Sobald ihre Kleider getrocknet waren, konnten sie ihre Reise fortsetzen. Sie durchquerten einen Wald, bis sie auf eine weitere Schleife desselben Flusses trafen, an einer Stelle, wo der Wald den Feldern weichen musste. Eine primitive Holzbrücke überquerte hier den schmalen Fluss und sie beschlossen, weiter Richtung Norden entlang endloser Felder zu folgen, wo das Getreide schon fast reif zur Ernte war.

Der Abend nahte und beide waren erleichtert, als sie einen kleinen Weiler entdeckten. Er bestand aus drei einsamen Bauernhöfen, die friedlich in der Nähe des kleinen Flusses lagen.
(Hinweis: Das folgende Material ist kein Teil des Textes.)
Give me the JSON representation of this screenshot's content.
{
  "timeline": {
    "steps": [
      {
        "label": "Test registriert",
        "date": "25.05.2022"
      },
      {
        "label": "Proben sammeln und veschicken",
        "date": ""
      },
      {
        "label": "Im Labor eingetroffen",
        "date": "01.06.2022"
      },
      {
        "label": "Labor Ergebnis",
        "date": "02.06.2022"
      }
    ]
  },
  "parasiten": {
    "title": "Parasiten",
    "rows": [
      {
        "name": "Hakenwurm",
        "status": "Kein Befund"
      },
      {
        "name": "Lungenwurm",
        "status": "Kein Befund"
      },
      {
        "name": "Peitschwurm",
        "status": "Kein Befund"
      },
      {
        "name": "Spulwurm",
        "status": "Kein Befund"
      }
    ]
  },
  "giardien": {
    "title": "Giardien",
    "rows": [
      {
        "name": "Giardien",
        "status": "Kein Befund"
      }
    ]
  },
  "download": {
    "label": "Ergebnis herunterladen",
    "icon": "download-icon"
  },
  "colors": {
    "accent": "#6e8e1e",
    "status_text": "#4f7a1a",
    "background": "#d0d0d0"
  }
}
»Wir brauchen dringend neuen Proviant und endlich einmal anständige Mahlzeit zu bekommen, wäre auch nicht schlecht«, sagte Armand.

»Einmal wieder auf frischem, weichem Stroh in einer Scheune oder einem Stall zu schlafen, wäre auch eine nette Abwechslung«, fügte Pierre hoffnungsvoll hinzu.

Ihre Ankunft wurde von einer Gruppe schmutziger Kinder entdeckt, sobald sie sich dem ersten Gebäude näherten. Glotzend versammelten sich die Kinder um die Fremden, die Ankunft von fremden jungen Männer war eine Sensation und durfte auf gar keinen Fall verpasst werden.

Armand klopfte an die Tür desjenigen Bauernhofes, der am gepflegtesten von den dreien aussah. Eine unfreundliche Frau unbestimmten Alters erschien sofort an der Tür. Sie hielt einen großen Besen in der Hand und war zum Angriff bereit.

Die Alte sieht aus wie eine Hexe, dachte Pierre nervös und machte heimlich hinter seinem Rücken ein Zeichen, um Hexerei abzuwehren, so wie Bruder Hieronymus es sie gelehrt hatte.

Die Hexe schaute sie voller Misstrauen an und wollte ihnen gerade die Tür vor der Nase zuschlagen. Dann erspähte sie die Silbermünze, die auf wundersame Weise in Armands Hand erschienen war, und überlegte es sich anders. Sie wurde zwar nicht gastfreundlich, hielt aber die Tür offen und erklärte sich im schroffen Ton bereit, ihre Bitte anzuhören.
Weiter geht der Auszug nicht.